Anders Larsen founded, published and was editor of the Sami language newspaper Sagai Muitalægje (1904-1911). (Photo: Unknown. Tromsø Museum - the University Museum)
Anders Larsen founded, published and was editor of the Sami language newspaper Sagai Muitalægje (1904-1911). (Photo: Unknown. Tromsø Museum - the University Museum)

“They gained ground because they succeeded in creating an alliance with another project against hegemony: fish farmer socialism in the labour movement,” says Zachariassen.

The first Sami congress in Trondheim in 1917 marks the start of the second phase. With Elsa Laul Renberg, a southern Sami, as the spearhead, a more unified domestic Sami movement emerged - with Sami from both the north and south, and a national Sami organization, Sámi Sentralsearvi (Sámi Central Association).

This organizational mobilization nevertheless broke down in 1921.

“Then ideological and cultural issues were put on the agenda, first and foremost by a teacher and later principal and mayor Per Fokstad from Tana, who propelled the Sami opposition forward more or less by himself.”

Per Fokstad

Per Fokstad was a man before his time. In the early 1920s, he published a series of articles on the basis for the Sami language, culture and society, and prepared school plans that were based on a societal organization founded on linguistic and cultural pluralism.

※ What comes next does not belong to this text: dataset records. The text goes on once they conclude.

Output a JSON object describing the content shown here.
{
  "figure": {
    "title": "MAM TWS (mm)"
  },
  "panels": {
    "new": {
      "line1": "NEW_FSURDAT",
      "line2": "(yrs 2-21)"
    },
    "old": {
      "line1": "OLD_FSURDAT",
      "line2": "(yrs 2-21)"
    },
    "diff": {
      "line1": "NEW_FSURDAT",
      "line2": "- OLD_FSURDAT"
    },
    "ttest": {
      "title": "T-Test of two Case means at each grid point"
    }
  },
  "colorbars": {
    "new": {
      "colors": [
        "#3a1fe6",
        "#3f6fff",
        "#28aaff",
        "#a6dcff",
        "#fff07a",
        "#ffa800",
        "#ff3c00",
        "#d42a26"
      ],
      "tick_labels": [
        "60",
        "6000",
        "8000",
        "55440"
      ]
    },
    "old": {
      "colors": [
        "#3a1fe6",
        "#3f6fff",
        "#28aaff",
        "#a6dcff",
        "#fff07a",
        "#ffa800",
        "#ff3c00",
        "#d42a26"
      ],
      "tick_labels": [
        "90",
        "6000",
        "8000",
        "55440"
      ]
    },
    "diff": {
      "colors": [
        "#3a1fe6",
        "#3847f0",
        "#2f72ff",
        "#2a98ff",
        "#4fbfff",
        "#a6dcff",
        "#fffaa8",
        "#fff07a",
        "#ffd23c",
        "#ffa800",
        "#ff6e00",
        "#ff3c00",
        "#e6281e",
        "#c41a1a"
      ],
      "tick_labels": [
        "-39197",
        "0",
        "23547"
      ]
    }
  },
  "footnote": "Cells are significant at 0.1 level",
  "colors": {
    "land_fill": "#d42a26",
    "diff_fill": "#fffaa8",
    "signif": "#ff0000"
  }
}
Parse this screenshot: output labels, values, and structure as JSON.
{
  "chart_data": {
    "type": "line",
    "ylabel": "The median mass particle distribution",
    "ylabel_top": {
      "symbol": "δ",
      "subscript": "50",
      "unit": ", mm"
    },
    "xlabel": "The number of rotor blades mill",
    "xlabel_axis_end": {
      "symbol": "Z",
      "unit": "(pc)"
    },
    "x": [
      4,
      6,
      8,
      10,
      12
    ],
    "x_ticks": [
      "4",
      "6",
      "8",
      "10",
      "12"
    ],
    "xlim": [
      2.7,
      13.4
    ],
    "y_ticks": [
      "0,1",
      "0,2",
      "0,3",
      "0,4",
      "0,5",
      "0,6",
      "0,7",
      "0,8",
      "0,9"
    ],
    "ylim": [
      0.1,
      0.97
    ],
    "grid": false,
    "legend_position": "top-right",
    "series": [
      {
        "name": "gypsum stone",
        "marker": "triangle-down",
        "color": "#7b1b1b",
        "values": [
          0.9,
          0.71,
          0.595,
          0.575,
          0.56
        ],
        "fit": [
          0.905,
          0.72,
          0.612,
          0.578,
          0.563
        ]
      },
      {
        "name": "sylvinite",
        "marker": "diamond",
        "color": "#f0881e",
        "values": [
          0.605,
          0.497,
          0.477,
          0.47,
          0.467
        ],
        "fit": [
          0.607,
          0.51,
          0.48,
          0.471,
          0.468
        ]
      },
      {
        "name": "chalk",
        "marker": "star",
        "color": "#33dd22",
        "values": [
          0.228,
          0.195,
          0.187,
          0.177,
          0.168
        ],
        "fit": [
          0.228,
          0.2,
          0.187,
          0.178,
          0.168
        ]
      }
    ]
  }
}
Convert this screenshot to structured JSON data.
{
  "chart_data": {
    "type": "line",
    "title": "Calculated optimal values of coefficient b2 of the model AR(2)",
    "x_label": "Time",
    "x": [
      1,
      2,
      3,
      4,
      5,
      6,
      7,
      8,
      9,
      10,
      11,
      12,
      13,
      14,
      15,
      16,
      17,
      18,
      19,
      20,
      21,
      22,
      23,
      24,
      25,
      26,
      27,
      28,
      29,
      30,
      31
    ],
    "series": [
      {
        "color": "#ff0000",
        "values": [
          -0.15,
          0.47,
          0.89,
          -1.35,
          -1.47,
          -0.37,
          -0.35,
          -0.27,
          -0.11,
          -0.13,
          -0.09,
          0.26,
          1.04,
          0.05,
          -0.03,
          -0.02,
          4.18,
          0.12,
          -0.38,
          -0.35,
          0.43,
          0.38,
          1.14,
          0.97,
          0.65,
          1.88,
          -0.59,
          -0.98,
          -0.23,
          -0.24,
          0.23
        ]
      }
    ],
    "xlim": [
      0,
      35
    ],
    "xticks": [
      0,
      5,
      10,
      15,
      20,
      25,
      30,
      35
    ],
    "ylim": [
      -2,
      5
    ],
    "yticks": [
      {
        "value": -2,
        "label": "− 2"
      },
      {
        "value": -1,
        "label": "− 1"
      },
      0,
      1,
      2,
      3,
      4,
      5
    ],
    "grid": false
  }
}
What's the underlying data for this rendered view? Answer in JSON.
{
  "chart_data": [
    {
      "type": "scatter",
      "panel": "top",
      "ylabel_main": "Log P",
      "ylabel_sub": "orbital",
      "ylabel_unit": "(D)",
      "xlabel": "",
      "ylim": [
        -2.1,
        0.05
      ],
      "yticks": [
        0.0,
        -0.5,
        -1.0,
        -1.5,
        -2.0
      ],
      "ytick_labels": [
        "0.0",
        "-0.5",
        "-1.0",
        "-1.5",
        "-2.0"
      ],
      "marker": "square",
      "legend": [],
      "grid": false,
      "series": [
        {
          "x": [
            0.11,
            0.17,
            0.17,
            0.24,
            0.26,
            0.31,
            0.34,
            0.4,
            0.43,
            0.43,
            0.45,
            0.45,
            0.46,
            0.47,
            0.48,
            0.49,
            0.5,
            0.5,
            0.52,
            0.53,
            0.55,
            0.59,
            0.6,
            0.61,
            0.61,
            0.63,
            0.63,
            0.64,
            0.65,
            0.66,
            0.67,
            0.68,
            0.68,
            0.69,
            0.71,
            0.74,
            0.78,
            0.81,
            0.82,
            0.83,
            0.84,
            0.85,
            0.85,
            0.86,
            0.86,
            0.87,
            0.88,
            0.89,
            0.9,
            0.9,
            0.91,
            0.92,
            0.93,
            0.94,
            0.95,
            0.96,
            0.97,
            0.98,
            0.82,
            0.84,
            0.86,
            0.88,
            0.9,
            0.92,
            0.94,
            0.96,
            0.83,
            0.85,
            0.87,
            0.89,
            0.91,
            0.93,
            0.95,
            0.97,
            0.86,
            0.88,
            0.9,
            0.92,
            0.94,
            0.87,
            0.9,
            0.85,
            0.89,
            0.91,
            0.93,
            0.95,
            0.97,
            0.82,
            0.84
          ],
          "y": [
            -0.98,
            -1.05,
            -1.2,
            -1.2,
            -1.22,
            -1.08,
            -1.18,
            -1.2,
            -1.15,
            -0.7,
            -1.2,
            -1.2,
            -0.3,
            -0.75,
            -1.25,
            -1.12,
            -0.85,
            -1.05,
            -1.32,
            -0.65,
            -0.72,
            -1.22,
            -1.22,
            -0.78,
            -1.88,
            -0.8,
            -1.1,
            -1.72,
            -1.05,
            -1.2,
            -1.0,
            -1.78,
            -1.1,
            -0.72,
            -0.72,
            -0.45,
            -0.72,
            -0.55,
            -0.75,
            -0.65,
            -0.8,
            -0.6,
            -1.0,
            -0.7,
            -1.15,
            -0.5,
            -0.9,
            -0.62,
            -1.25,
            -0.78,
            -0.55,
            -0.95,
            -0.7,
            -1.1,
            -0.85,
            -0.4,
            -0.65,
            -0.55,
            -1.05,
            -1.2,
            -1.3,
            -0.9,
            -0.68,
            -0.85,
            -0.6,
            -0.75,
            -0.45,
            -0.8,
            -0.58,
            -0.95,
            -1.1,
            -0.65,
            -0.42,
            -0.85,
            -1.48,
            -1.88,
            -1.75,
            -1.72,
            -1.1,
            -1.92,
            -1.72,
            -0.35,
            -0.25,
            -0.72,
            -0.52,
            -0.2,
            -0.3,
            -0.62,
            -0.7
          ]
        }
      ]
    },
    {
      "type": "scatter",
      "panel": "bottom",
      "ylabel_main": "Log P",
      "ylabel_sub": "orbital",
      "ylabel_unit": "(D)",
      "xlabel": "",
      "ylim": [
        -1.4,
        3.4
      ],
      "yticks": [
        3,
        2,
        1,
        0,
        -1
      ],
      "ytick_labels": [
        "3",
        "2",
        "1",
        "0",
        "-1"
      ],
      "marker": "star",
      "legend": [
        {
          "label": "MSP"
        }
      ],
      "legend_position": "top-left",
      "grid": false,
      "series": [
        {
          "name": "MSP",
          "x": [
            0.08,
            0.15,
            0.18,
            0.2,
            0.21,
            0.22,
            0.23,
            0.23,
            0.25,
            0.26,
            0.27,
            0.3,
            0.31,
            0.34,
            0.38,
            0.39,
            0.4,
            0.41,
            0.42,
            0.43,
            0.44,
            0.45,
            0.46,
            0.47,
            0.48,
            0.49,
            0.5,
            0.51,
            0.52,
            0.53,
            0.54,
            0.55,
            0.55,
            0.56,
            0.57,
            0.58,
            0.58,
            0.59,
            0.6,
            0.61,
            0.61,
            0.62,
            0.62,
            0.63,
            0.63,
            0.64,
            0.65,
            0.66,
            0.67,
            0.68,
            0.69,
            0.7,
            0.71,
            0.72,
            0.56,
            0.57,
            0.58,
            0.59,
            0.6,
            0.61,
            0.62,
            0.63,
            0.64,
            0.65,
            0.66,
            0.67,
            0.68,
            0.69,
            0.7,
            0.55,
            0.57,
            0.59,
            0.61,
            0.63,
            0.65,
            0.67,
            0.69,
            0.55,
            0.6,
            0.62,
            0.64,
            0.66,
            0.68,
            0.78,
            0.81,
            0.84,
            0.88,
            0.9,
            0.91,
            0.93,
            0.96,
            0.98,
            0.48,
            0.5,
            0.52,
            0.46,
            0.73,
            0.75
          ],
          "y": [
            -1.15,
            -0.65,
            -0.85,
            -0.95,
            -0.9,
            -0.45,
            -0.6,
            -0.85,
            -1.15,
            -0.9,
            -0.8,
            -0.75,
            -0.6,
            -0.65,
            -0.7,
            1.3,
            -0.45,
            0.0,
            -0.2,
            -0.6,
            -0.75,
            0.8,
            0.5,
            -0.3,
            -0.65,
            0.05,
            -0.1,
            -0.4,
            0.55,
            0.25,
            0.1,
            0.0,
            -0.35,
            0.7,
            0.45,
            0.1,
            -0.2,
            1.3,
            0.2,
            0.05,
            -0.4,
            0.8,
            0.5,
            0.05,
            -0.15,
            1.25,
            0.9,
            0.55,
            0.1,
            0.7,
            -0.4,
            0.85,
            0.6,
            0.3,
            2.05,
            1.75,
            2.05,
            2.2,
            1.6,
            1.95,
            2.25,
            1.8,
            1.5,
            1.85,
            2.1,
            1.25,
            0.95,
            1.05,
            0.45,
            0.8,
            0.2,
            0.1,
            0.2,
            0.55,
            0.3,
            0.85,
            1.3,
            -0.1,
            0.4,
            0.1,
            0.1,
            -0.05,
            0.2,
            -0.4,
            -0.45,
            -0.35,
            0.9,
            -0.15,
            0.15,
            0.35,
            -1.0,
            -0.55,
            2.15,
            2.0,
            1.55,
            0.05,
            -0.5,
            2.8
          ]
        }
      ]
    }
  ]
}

He believed that the Sami could also be a civilized nation - and not "just" primitive people - and that the Sami people could be Norwegian without losing what it was that made them Sami.

"Of course Fokstad believed that the Sami had to learn Norwegian," says Zachariassen.

"But he was concerned that they should also have the right to learn their mother tongue - not only because it was a useful auxiliary language, but also because it was a right and a value in itself. A separate people had to have its own language."

This was a modern way of thinking, which Fokstad had developed in part as a result of studying abroad for four years -- between 1917 and 1921, he was in Denmark, England and Paris.

Many counter-arguments

The demand for native language training was met with political, linguistic and educational counter-arguments, and not least, researchers used the issue of security policy as one explanation for the opposition: Assimilation and becoming Norwegian were both seen as important in ensuring loyalty to the new nation.

“But even if Fokstad’s arguments concerning native language instruction did not result in a breakthrough in the 1920s, he laid an ideological foundation that was later was picked up by the Sami movement after the war, and Fokstad remained a leading Sami actor all the way to 1970,” says Zachariassen.